Making her shaobing involves frying with oil at a high temperature, which might seem an unsuitable thing for the month of August, especially when the "autumn tiger" pounces across the country with its ferocious summer heat that lingers around.

But if you had ever sank your teeth into a piece of my mother-in-law's shaobing just fresh from the pan-where the crispy, golden exterior gives way to a savory filling of onion mingled with salted bamboo shoot-you would understand that this irresistible delight inspires cravings that know no season or circumstances.

Besides, preparing her shaobing proved easier than expected-something welcome on those muggy days when you'd prefer to spend less time in the kitchen.

For the filling, mince onion and a pickled or salted vegetable of your choice (such as the salted bamboo shoot my mother-in-law uses), and then combine in equal proportion with just enough oil to bind them together.

The dough comes from a simple mixture of flour and water, adding the latter until you can handle the dough without having it stick to your fingers.
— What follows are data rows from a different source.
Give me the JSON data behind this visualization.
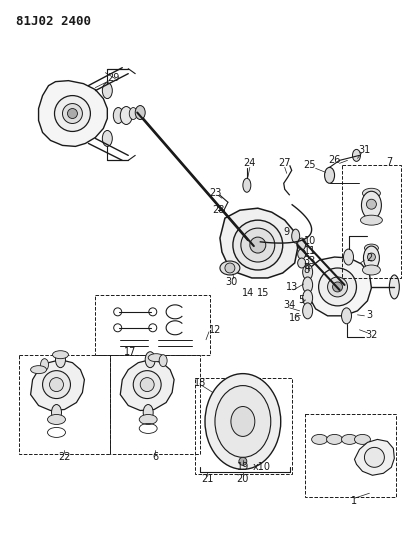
{
  "title": "81J02 2400",
  "bg_color": "#ffffff",
  "line_color": "#1a1a1a",
  "title_fontsize": 9,
  "label_fontsize": 7,
  "fig_width": 4.07,
  "fig_height": 5.33,
  "dpi": 100
}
You knead it until it becomes elastic, shiny, smooth and lump-free, and then roll into a log that gets cut into rounds. While cradling one of the rounds in the palm of your hand, use your fingers to shape a crater and then stuff it with the filling and seal the edges.

After placing a round on a cutting board, press down on it with your hands from the center on out, flipping it and repeating until you can roll it out with a rolling pin. Then use the pin instead of your hands to repeat the same process, until the edges become very thin.
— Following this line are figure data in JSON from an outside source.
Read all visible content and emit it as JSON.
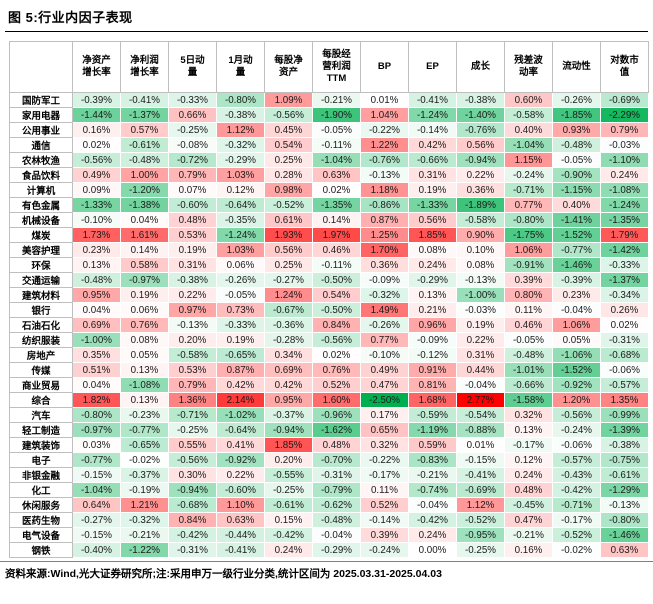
{
  "figure": {
    "title": "图 5:行业内因子表现"
  },
  "footer": {
    "text": "资料来源:Wind,光大证券研究所;注:采用申万一级行业分类,统计区间为 2025.03.31-2025.04.03"
  },
  "colors": {
    "positive_max_color": "#FF0000",
    "negative_max_color": "#00B050",
    "mid_color": "#FFFFFF",
    "scale_positive_max": 2.77,
    "scale_negative_min": -2.5
  },
  "chart_data": {
    "type": "heatmap",
    "title": "图 5:行业内因子表现",
    "value_format": "percent, 2 decimals",
    "columns": [
      "净资产\n增长率",
      "净利润\n增长率",
      "5日动\n量",
      "1月动\n量",
      "每股净\n资产",
      "每股经\n营利润\nTTM",
      "BP",
      "EP",
      "成长",
      "残差波\n动率",
      "流动性",
      "对数市\n值"
    ],
    "rows": [
      {
        "name": "国防军工",
        "values": [
          -0.39,
          -0.41,
          -0.33,
          -0.8,
          1.09,
          -0.21,
          0.01,
          -0.41,
          -0.38,
          0.6,
          -0.26,
          -0.69
        ]
      },
      {
        "name": "家用电器",
        "values": [
          -1.44,
          -1.37,
          0.66,
          -0.38,
          -0.56,
          -1.9,
          1.04,
          -1.24,
          -1.4,
          -0.58,
          -1.85,
          -2.29
        ]
      },
      {
        "name": "公用事业",
        "values": [
          0.16,
          0.57,
          -0.25,
          1.12,
          0.45,
          -0.05,
          -0.22,
          -0.14,
          -0.76,
          0.4,
          0.93,
          0.79
        ]
      },
      {
        "name": "通信",
        "values": [
          0.02,
          -0.61,
          -0.08,
          -0.32,
          0.54,
          -0.11,
          1.22,
          0.42,
          0.56,
          -1.04,
          -0.48,
          -0.03
        ]
      },
      {
        "name": "农林牧渔",
        "values": [
          -0.56,
          -0.48,
          -0.72,
          -0.29,
          0.25,
          -1.04,
          -0.76,
          -0.66,
          -0.94,
          1.15,
          -0.05,
          -1.1
        ]
      },
      {
        "name": "食品饮料",
        "values": [
          0.49,
          1.0,
          0.79,
          1.03,
          0.28,
          0.63,
          -0.13,
          0.31,
          0.22,
          -0.24,
          -0.9,
          0.24
        ]
      },
      {
        "name": "计算机",
        "values": [
          0.09,
          -1.2,
          0.07,
          0.12,
          0.98,
          0.02,
          1.18,
          0.19,
          0.36,
          -0.71,
          -1.15,
          -1.08
        ]
      },
      {
        "name": "有色金属",
        "values": [
          -1.33,
          -1.38,
          -0.6,
          -0.64,
          -0.52,
          -1.35,
          -0.86,
          -1.33,
          -1.89,
          0.77,
          0.4,
          -1.24
        ]
      },
      {
        "name": "机械设备",
        "values": [
          -0.1,
          0.04,
          0.48,
          -0.35,
          0.61,
          0.14,
          0.87,
          0.56,
          -0.58,
          -0.8,
          -1.41,
          -1.35
        ]
      },
      {
        "name": "煤炭",
        "values": [
          1.73,
          1.61,
          0.53,
          -1.24,
          1.93,
          1.97,
          1.25,
          1.85,
          0.9,
          -1.75,
          -1.52,
          1.79
        ]
      },
      {
        "name": "美容护理",
        "values": [
          0.23,
          0.14,
          0.19,
          1.03,
          0.56,
          0.46,
          1.7,
          0.08,
          0.1,
          1.06,
          -0.77,
          -1.42
        ]
      },
      {
        "name": "环保",
        "values": [
          0.13,
          0.58,
          0.31,
          0.06,
          0.25,
          -0.11,
          0.36,
          0.24,
          0.08,
          -0.91,
          -1.46,
          -0.33
        ]
      },
      {
        "name": "交通运输",
        "values": [
          -0.48,
          -0.97,
          -0.38,
          -0.26,
          -0.27,
          -0.5,
          -0.09,
          -0.29,
          -0.13,
          0.39,
          -0.39,
          -1.37
        ]
      },
      {
        "name": "建筑材料",
        "values": [
          0.95,
          0.19,
          0.22,
          -0.05,
          1.24,
          0.54,
          -0.32,
          0.13,
          -1.0,
          0.8,
          0.23,
          -0.34
        ]
      },
      {
        "name": "银行",
        "values": [
          0.04,
          0.06,
          0.97,
          0.73,
          -0.67,
          -0.5,
          1.49,
          0.21,
          -0.03,
          0.11,
          -0.04,
          0.26
        ]
      },
      {
        "name": "石油石化",
        "values": [
          0.69,
          0.76,
          -0.13,
          -0.33,
          -0.36,
          0.84,
          -0.26,
          0.96,
          0.19,
          0.46,
          1.06,
          0.02
        ]
      },
      {
        "name": "纺织服装",
        "values": [
          -1.0,
          0.08,
          0.2,
          0.19,
          -0.28,
          -0.56,
          0.77,
          -0.09,
          0.22,
          -0.05,
          0.05,
          -0.31
        ]
      },
      {
        "name": "房地产",
        "values": [
          0.35,
          0.05,
          -0.58,
          -0.65,
          0.34,
          0.02,
          -0.1,
          -0.12,
          0.31,
          -0.48,
          -1.06,
          -0.68
        ]
      },
      {
        "name": "传媒",
        "values": [
          0.51,
          0.13,
          0.53,
          0.87,
          0.69,
          0.76,
          0.49,
          0.91,
          0.44,
          -1.01,
          -1.52,
          -0.06
        ]
      },
      {
        "name": "商业贸易",
        "values": [
          0.04,
          -1.08,
          0.79,
          0.42,
          0.42,
          0.52,
          0.47,
          0.81,
          -0.04,
          -0.66,
          -0.92,
          -0.57
        ]
      },
      {
        "name": "综合",
        "values": [
          1.82,
          0.13,
          1.36,
          2.14,
          0.95,
          1.6,
          -2.5,
          1.68,
          2.77,
          -1.58,
          1.2,
          1.35
        ]
      },
      {
        "name": "汽车",
        "values": [
          -0.8,
          -0.23,
          -0.71,
          -1.02,
          -0.37,
          -0.96,
          0.17,
          -0.59,
          -0.54,
          0.32,
          -0.56,
          -0.99
        ]
      },
      {
        "name": "轻工制造",
        "values": [
          -0.97,
          -0.77,
          -0.25,
          -0.64,
          -0.94,
          -1.62,
          0.65,
          -1.19,
          -0.88,
          0.13,
          -0.24,
          -1.39
        ]
      },
      {
        "name": "建筑装饰",
        "values": [
          0.03,
          -0.65,
          0.55,
          0.41,
          1.85,
          0.48,
          0.32,
          0.59,
          0.01,
          -0.17,
          -0.06,
          -0.38
        ]
      },
      {
        "name": "电子",
        "values": [
          -0.77,
          -0.02,
          -0.56,
          -0.92,
          0.2,
          -0.7,
          -0.22,
          -0.83,
          -0.15,
          0.12,
          -0.57,
          -0.75
        ]
      },
      {
        "name": "非银金融",
        "values": [
          -0.15,
          -0.37,
          0.3,
          0.22,
          -0.55,
          -0.31,
          -0.17,
          -0.21,
          -0.41,
          0.24,
          -0.43,
          -0.61
        ]
      },
      {
        "name": "化工",
        "values": [
          -1.04,
          -0.19,
          -0.94,
          -0.6,
          -0.25,
          -0.79,
          0.11,
          -0.74,
          -0.69,
          0.48,
          -0.42,
          -1.29
        ]
      },
      {
        "name": "休闲服务",
        "values": [
          0.64,
          1.21,
          -0.68,
          1.1,
          -0.61,
          -0.62,
          0.52,
          -0.04,
          1.12,
          -0.45,
          -0.71,
          -0.13
        ]
      },
      {
        "name": "医药生物",
        "values": [
          -0.27,
          -0.32,
          0.84,
          0.63,
          0.15,
          -0.48,
          -0.14,
          -0.42,
          -0.52,
          0.47,
          -0.17,
          -0.8
        ]
      },
      {
        "name": "电气设备",
        "values": [
          -0.15,
          -0.21,
          -0.42,
          -0.44,
          -0.42,
          -0.04,
          0.39,
          0.24,
          -0.95,
          -0.21,
          -0.52,
          -1.46
        ]
      },
      {
        "name": "钢铁",
        "values": [
          -0.4,
          -1.22,
          -0.31,
          -0.41,
          0.24,
          -0.29,
          -0.24,
          0.0,
          -0.25,
          0.16,
          -0.02,
          0.63
        ]
      }
    ]
  }
}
Finally, heat up some oil in a wok or pan, and fry the flattened round for one to two minutes on each side, until it is crispy and slightly browned and no longer sticks to the pan.
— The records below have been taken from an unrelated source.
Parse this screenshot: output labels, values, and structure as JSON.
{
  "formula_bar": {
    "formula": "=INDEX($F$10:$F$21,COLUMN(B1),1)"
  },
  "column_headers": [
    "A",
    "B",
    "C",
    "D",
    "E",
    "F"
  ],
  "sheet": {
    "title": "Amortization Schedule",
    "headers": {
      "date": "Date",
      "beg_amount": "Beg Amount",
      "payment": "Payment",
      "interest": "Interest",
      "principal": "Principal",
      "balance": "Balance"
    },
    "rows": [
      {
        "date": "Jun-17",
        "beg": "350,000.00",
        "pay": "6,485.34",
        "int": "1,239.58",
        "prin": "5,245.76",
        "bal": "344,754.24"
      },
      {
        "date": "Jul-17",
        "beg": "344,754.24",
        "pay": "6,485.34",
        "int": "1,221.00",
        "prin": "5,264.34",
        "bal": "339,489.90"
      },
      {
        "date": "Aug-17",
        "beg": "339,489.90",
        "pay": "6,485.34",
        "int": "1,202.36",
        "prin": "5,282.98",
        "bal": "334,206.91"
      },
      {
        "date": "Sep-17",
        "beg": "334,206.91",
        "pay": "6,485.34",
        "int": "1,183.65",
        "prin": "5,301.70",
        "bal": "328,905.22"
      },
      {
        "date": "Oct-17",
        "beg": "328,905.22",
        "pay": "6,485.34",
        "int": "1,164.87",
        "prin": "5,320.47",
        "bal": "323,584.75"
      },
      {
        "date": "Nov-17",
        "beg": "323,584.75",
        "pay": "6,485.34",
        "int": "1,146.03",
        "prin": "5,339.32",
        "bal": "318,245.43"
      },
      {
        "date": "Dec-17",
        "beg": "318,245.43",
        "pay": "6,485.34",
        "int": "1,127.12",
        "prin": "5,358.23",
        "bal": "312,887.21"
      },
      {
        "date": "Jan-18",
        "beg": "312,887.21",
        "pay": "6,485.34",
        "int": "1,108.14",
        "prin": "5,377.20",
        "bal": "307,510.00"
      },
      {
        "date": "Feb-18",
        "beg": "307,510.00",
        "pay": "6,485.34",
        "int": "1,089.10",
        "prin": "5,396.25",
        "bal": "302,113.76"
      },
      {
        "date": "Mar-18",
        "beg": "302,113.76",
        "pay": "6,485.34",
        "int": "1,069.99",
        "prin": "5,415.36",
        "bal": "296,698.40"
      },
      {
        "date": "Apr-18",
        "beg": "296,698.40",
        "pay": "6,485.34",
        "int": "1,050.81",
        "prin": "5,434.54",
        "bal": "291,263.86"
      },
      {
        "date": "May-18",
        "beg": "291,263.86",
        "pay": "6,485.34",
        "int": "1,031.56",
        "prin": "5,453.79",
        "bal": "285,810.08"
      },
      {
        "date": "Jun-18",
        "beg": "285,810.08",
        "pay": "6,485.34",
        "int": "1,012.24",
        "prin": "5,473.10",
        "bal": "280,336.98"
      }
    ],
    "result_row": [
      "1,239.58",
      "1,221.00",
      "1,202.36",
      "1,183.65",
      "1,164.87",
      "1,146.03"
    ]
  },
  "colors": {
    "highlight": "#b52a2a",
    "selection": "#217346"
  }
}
Depending on how much flour and filling you have, your efforts can yield a significant stack of shaobing, the sight of which would surely draw me to the dinner table with a spring in my step at any time of the year.

Not surprisingly, my affection for the food hasn't gone unnoticed by my mother-in-law. After witnessing the many times I would sigh with much satisfaction over each crispy mouthful during visits, she started sending me and my husband Jun home with a heaping bag of her homemade shaobing to freeze and reheat later for lunches or a quick snack. Once, when Jun returned to Beijing after a business trip that included spending a few days at the family home, he lifted out of his suitcase a plastic bag stuffed to the brim with shaobing, and spoke of how his mother stayed up late the evening before to fry them before he left. I nearly shed a tear at the sight of this, her special-and delicious-way of saying "I love you".

Try your hands at shaobing sometime, and perhaps you too will find yourself swooning over this treat in your kitchen, even in the heat of summer.